Using Hive Hooks

Pushkar Gujar shows us how to use Hive hooks, which behave a bit like triggers in relational databases:

To understand how data is consumed, we need to figure out answers to some basic questions like:

  • Which datasets (tables/views/DBs) are accessed frequently?
  • When are the queries run most frequently?
  • Which users or applications are heavily utilizing the resources?
  • What type of queries are running frequently?

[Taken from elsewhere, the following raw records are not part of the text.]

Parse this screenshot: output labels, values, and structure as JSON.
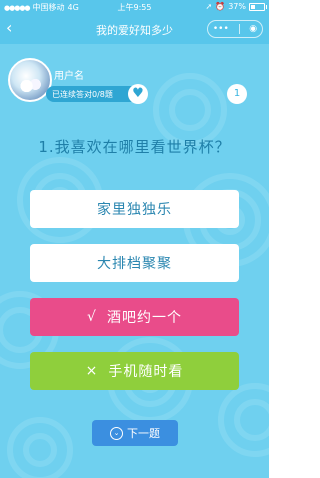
{
  "status_bar": {
    "carrier": "中国移动",
    "network": "4G",
    "time": "上午9:55",
    "battery": "37%",
    "battery_level": 0.37
  },
  "nav": {
    "title": "我的爱好知多少",
    "back_icon": "chevron-left-icon",
    "more_icon": "more-dots-icon",
    "target_icon": "target-icon"
  },
  "user": {
    "name": "用户名",
    "streak": "已连续答对0/8题",
    "heart_icon": "heart-icon"
  },
  "question_number": "1",
  "question": "1.我喜欢在哪里看世界杯？",
  "options": [
    {
      "label": "家里独独乐",
      "mark": "",
      "state": "default"
    },
    {
      "label": "大排档聚聚",
      "mark": "",
      "state": "default"
    },
    {
      "label": "酒吧约一个",
      "mark": "√",
      "state": "correct"
    },
    {
      "label": "手机随时看",
      "mark": "×",
      "state": "wrong"
    }
  ],
  "next_button": {
    "label": "下一题",
    "icon": "chevron-down-circle-icon"
  },
  "colors": {
    "background": "#6fd0ef",
    "bar": "#58c6eb",
    "correct": "#e94c8a",
    "wrong": "#8fcf3c",
    "button": "#3b8fe0"
  }
}
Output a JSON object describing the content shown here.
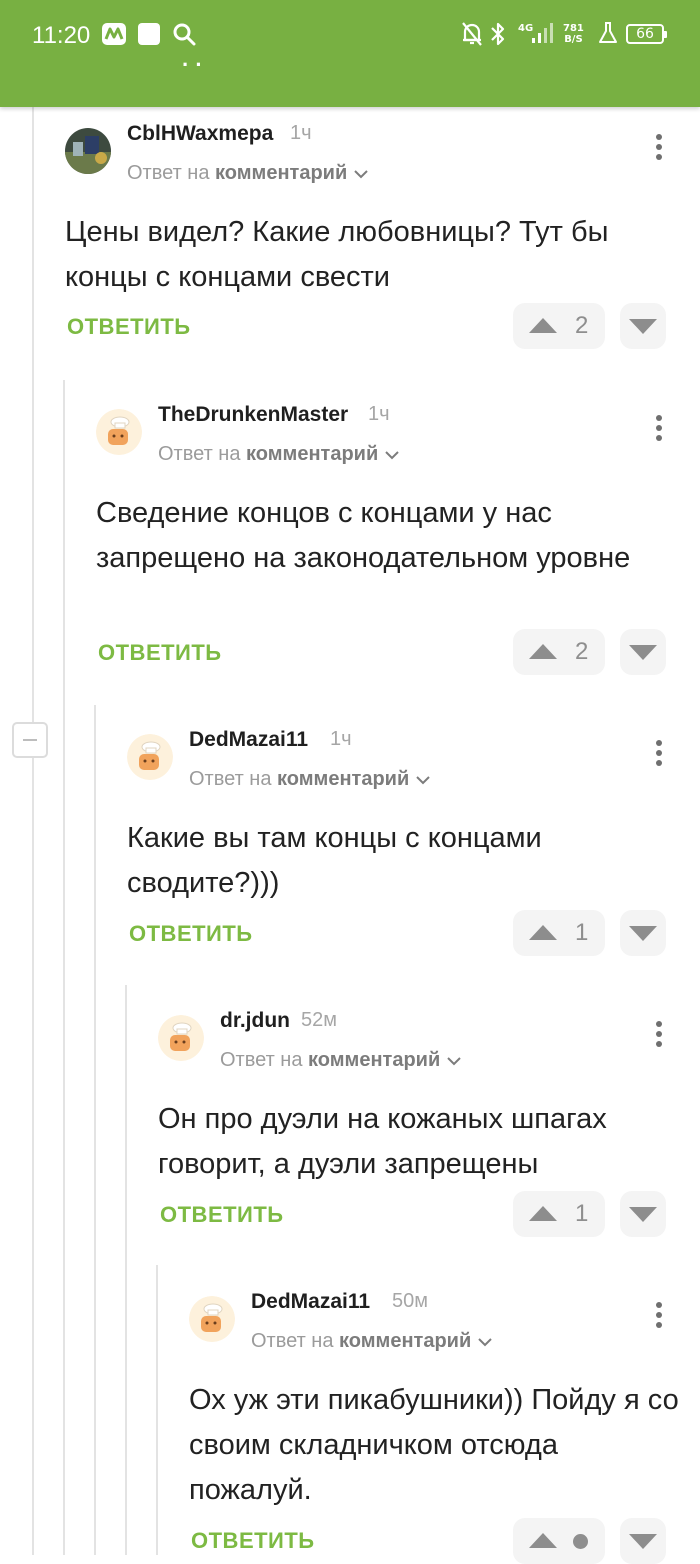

The most accessed object can easily benefit from optimization like compression, columnar file format, or data decomposition. A separate queue can be assigned to heavy-resource-utilizing apps or users to balance the load on a cluster. Cluster resources can be scaled up during the timeframe when a large number of queries are mostly run to meet SLAs and scaled down during low usage tide to save cost.

Hive Hooks are convenient ways to answer some of the above questions and more!

Read on to learn how.

Untangling Kafka APIs

Stephane Maarek helps us make sense of when to use which Kafka API:

I identify 5 types of workloads in Apache Kafka, and in my opinion each corresponds to a specific API:

  • Kafka Producer API: Applications directly producing data (ex: clickstream, logs, IoT).

  • Kafka Connect Source API: Applications bridging between a datastore we don’t control and Kafka (ex: CDC, Postgres, MongoDB, Twitter, REST API).

  • Kafka Streams API / KSQL: Applications wanting to consume from Kafka and produce back into Kafka, also called stream processing. Use KSQL if you think you can write your real-time job as SQL-like, use Kafka Streams API if you think you’re going to need to write complex logic for your job.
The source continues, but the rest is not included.